1
votes

Given the following sample data, I'd like to construct a Gremlin query which returns Alice's network of ruby connections, 3 levels deep:

Vertex: Alice
Vertex: Bobby
Vertex: Cindy
Vertex: David
Vertex: Eliza

Edge: [Alice] -> [Rates(tag:ruby,value:0.9)] -> [Bobby]
Edge: [Bobby] -> [Rates(tag:ruby,value:0.8)] -> [Cindy]
Edge: [Cindy] -> [Rates(tag:ruby,value:0.7)] -> [David]
Edge: [David] -> [Rates(tag:ruby,value:0.6)] -> [Eliza]   # ignored, level 4
Edge: [Alice] -> [Rates(tag:java,value:0.9)] -> [Eliza]   # ignored, not ruby

So the returned data should be something like:

Bobby: [0.9]
Cindy: [0.9, 0.8]
David: [0.9, 0.8, 0.7]

Where each vertex ID is returned, along with an array of the path of rating values.

I'm working in the current release of JanusGraph (Gremlin 3). I'm pretty new to Gremlin; I've been puzzling over a few recipes which have things in common with my desired query, but I still don't see quite how to get there...

Thanks very much for any help or advice you can offer.

1

1 Answers

4
votes

When asking Gremlin questions it's always helpful to those trying to answer if you provide a sample graph that can be easily cut and paste into the Gremlin Console like this:

graph = TinkerGraph.open()
g = graph.traversal()
g.addV().property('name','alice').as('a').
  addV().property('name','bobby').as('b').
  addV().property('name','cindy').as('c').
  addV().property('name','david').as('d').
  addV().property('name','eliza').as('e').
  addE('rates').property('tag','ruby').property('value',0.9).from('a').to('b').
  addE('rates').property('tag','ruby').property('value',0.8).from('b').to('c').
  addE('rates').property('tag','ruby').property('value',0.7).from('c').to('d').
  addE('rates').property('tag','ruby').property('value',0.6).from('d').to('e').
  addE('rates').property('tag','java').property('value',0.9).from('a').to('e').iterate()

Using this graph I came up with this approach to getting the result you desire:

gremlin> g.V().has('name','alice').
......1>   repeat(outE().has('tag','ruby').inV()).
......2>     times(3).
......3>     emit().
......4>   group().
......5>     by('name').
......6>     by(path().
......7>        unfold().
......8>        has('value').
......9>        values('value').
.....10>        fold())
==>[bobby:[0.9],cindy:[0.9,0.8],david:[0.9,0.8,0.7]]

Following up through line 3 with the emit() is probably pretty self-explanatory - find "alice" then traverse out() repeatedly to a depth of 3 and emit each vertex discovered along the way.
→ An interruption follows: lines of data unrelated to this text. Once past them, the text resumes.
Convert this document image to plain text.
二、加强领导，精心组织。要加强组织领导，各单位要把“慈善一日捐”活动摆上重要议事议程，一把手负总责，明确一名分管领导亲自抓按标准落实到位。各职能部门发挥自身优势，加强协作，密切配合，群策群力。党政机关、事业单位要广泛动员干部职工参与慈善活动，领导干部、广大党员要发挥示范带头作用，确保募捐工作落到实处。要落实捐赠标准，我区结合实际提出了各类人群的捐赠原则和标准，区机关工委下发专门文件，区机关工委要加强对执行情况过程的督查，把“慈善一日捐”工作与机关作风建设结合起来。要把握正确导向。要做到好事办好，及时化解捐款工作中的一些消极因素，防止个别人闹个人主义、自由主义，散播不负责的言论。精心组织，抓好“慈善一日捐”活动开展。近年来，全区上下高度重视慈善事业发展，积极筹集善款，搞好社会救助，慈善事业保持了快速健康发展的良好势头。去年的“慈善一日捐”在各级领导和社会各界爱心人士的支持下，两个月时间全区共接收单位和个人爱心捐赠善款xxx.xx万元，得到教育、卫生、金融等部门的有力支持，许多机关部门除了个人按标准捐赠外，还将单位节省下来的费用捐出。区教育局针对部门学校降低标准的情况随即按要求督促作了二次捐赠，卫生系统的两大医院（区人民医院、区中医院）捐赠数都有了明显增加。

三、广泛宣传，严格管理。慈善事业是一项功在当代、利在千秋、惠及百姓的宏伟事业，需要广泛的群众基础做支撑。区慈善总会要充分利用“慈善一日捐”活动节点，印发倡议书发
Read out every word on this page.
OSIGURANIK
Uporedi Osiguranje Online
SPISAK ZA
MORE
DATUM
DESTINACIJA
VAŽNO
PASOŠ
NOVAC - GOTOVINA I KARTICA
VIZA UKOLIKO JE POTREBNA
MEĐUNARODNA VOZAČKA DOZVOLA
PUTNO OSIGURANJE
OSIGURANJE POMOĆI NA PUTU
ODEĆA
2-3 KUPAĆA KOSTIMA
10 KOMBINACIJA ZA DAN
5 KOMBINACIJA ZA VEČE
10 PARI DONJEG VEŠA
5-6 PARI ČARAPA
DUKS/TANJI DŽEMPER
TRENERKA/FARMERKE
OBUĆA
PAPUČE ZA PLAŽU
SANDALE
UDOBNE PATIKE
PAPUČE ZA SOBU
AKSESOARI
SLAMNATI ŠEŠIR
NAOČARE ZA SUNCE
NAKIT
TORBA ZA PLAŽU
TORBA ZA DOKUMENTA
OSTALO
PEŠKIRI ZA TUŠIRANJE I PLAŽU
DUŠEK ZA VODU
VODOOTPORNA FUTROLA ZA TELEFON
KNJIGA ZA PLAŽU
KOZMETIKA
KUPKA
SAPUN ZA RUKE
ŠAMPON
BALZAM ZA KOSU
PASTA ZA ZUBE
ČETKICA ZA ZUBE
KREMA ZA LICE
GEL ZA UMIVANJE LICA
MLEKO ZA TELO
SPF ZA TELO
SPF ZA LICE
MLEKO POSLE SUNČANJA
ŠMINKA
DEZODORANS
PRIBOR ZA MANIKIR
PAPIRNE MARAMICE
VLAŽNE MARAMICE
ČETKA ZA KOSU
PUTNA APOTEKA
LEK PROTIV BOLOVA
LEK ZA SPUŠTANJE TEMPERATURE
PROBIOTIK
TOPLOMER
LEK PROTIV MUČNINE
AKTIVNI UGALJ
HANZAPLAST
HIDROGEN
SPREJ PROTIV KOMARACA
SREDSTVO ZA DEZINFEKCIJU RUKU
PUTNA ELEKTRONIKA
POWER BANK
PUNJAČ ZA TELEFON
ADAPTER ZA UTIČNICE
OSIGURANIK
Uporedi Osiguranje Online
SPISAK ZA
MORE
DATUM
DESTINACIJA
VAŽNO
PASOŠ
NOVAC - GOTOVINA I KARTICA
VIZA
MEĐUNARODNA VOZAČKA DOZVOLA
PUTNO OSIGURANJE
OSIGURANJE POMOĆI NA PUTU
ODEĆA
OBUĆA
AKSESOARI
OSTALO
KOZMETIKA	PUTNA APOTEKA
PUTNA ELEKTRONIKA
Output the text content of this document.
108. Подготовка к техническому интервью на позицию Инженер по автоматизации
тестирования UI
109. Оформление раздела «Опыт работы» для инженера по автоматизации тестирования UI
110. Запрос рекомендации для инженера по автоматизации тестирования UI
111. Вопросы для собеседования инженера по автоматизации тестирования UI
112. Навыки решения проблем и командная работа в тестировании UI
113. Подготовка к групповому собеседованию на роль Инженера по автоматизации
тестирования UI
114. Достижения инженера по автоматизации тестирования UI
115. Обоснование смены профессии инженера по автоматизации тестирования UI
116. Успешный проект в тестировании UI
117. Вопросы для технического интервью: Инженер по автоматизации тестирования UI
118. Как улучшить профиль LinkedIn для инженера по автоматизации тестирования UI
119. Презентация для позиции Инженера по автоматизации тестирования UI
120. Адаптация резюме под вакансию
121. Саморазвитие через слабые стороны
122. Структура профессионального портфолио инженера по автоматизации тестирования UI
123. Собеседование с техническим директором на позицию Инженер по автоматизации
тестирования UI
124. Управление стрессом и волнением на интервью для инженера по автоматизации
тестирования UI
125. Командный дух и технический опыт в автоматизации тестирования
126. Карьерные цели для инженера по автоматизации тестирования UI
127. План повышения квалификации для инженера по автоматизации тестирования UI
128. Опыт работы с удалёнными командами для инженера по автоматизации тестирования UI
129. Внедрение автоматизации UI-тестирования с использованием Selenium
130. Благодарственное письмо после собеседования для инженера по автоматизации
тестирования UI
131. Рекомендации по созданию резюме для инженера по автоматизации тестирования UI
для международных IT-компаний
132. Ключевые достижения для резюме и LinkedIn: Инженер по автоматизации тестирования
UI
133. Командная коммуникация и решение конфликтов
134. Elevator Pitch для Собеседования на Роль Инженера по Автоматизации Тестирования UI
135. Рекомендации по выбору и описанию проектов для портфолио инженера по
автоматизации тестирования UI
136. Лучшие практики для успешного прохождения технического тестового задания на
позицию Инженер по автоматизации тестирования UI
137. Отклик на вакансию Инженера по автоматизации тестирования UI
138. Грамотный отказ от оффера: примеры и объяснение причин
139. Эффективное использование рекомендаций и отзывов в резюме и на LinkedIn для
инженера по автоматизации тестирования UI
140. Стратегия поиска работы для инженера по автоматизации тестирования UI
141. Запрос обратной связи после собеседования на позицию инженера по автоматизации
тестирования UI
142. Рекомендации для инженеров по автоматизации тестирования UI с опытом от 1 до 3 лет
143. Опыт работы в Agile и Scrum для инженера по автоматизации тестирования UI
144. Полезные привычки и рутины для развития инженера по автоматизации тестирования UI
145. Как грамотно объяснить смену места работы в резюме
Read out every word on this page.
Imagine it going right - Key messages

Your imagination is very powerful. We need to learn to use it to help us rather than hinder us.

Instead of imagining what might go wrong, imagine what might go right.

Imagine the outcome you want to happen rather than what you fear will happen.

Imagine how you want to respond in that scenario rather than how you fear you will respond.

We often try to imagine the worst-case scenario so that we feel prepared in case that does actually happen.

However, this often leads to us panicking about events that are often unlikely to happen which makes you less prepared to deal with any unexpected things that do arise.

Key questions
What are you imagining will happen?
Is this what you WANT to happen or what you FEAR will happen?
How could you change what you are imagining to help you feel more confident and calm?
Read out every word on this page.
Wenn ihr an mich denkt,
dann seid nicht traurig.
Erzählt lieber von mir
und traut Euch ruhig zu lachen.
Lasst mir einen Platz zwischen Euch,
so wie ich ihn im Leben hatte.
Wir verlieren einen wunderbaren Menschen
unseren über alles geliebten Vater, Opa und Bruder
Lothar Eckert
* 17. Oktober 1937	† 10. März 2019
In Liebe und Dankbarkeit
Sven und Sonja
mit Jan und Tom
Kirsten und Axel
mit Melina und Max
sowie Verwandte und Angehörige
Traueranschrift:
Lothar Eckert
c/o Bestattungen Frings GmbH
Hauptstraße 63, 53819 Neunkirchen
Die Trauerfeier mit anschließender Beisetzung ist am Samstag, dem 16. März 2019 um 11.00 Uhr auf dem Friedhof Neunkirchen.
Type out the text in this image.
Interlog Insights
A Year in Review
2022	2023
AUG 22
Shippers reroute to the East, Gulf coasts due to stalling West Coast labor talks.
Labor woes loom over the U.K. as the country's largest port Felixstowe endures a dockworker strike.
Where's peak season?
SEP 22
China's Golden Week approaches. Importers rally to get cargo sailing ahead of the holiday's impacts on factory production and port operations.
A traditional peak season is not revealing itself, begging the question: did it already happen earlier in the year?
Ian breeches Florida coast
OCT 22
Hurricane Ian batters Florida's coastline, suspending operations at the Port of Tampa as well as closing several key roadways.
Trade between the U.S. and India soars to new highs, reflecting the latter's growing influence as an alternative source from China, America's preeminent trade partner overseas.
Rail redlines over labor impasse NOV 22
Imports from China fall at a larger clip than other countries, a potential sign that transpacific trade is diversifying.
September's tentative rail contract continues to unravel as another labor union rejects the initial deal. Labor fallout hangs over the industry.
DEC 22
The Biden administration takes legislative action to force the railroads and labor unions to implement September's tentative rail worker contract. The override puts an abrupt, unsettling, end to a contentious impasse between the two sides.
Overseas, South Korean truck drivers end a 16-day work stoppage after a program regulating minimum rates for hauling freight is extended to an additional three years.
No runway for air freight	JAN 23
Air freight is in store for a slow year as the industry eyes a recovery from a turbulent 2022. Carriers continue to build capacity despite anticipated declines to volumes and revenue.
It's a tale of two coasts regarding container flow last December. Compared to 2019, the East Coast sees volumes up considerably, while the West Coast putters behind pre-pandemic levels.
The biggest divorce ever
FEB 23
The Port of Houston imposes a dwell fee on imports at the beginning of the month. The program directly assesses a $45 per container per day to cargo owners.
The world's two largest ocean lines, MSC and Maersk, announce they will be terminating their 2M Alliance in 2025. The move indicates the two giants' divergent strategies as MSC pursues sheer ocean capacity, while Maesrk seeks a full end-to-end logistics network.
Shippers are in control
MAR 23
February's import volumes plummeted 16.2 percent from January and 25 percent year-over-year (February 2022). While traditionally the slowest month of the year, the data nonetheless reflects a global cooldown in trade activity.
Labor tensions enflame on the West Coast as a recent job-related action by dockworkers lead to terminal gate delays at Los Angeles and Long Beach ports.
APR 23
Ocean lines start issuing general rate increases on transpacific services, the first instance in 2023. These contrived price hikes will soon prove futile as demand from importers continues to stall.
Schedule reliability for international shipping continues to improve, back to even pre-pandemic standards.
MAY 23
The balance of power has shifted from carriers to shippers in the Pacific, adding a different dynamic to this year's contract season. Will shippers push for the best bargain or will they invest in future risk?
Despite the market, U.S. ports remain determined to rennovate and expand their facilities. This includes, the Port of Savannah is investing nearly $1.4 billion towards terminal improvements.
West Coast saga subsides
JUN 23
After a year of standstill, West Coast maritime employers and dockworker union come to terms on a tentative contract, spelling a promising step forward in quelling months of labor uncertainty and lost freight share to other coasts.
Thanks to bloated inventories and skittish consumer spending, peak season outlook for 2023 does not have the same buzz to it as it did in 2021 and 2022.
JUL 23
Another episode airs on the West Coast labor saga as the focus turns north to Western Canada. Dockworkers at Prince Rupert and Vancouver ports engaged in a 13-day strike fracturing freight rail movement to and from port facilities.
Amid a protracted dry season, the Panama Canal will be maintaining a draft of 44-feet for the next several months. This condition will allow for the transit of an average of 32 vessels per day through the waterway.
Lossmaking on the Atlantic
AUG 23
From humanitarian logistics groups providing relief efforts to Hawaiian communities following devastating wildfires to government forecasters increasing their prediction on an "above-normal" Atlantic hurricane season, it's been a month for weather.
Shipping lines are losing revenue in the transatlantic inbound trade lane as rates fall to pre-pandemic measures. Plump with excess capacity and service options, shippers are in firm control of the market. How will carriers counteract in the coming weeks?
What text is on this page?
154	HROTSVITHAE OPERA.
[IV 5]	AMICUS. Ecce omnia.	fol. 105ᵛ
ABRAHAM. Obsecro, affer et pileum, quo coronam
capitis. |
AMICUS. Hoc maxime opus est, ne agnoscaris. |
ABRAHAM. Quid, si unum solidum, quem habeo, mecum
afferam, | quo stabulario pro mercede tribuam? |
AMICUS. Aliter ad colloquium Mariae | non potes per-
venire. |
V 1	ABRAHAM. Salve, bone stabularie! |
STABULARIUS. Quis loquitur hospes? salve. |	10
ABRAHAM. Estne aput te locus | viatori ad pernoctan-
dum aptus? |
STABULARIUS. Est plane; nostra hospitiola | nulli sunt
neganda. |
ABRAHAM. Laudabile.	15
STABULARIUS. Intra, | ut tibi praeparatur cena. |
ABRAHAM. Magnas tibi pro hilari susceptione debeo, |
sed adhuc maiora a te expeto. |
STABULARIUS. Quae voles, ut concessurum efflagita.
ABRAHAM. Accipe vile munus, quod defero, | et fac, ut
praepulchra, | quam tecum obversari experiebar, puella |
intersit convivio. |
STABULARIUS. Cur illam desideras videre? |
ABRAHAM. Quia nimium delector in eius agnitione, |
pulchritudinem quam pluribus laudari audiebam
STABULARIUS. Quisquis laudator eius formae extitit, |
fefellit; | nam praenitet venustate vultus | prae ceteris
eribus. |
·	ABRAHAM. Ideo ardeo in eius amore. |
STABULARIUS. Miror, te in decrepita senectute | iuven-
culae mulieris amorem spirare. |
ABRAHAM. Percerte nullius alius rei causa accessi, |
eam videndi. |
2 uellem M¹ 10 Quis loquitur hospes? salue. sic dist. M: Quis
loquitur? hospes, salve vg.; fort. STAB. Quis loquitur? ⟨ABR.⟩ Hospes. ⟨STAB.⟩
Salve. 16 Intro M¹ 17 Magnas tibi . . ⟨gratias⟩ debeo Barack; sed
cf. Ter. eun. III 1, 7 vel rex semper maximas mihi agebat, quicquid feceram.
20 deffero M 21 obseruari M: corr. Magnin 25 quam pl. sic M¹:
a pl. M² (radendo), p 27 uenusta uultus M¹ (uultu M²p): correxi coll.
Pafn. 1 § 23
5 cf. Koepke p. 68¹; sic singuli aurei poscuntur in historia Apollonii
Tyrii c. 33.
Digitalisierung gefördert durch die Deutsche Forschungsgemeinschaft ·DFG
That gets you the vertices you care about:

gremlin> g.V().has('name','alice').
......1>   repeat(outE().has('tag','ruby').inV()).
......2>     times(3).
......3>     emit()
==>v[2]
==>v[4]
==>v[6]

The more complicated part comes after this where you are concerned about retrieving the path information for each so that you can grab the "value" properties along each "rates" edge. I chose to use group so that I could easily get the Map structure you wanted. Obviously, if "bobby" appeared twice in the tree you would end up with two lists of ratings for his Map entry.

If you pick apart what's happening in group() you can see that it is modulated by two by() options. The first corresponds to the key in the Map (obviously, i'm assuming uniqueness on "name"). The second extracts the path from the current traverser (the person vertex). Before going any further take a look at what the output looks like with just the path():

gremlin> g.V().has('name','alice').
......1>   repeat(outE().has('tag','ruby').inV()).
......2>     times(3).
......3>     emit().
......4>   group().
......5>     by('name').
......6>     by(path()).next()
==>bobby=[v[0], e[10][0-rates->2], v[2]]
==>cindy=[v[0], e[10][0-rates->2], v[2], e[11][2-rates->4], v[4]]
==>david=[v[0], e[10][0-rates->2], v[2], e[11][2-rates->4], v[4], e[12][4-rates->6], v[6]]

The steps that follow path() manipulate that path into the form you want. it unfolds each path then filters out the edges by looking for the edge only property of "value" and then extracts that and then folds the values back into a list for each value in the map.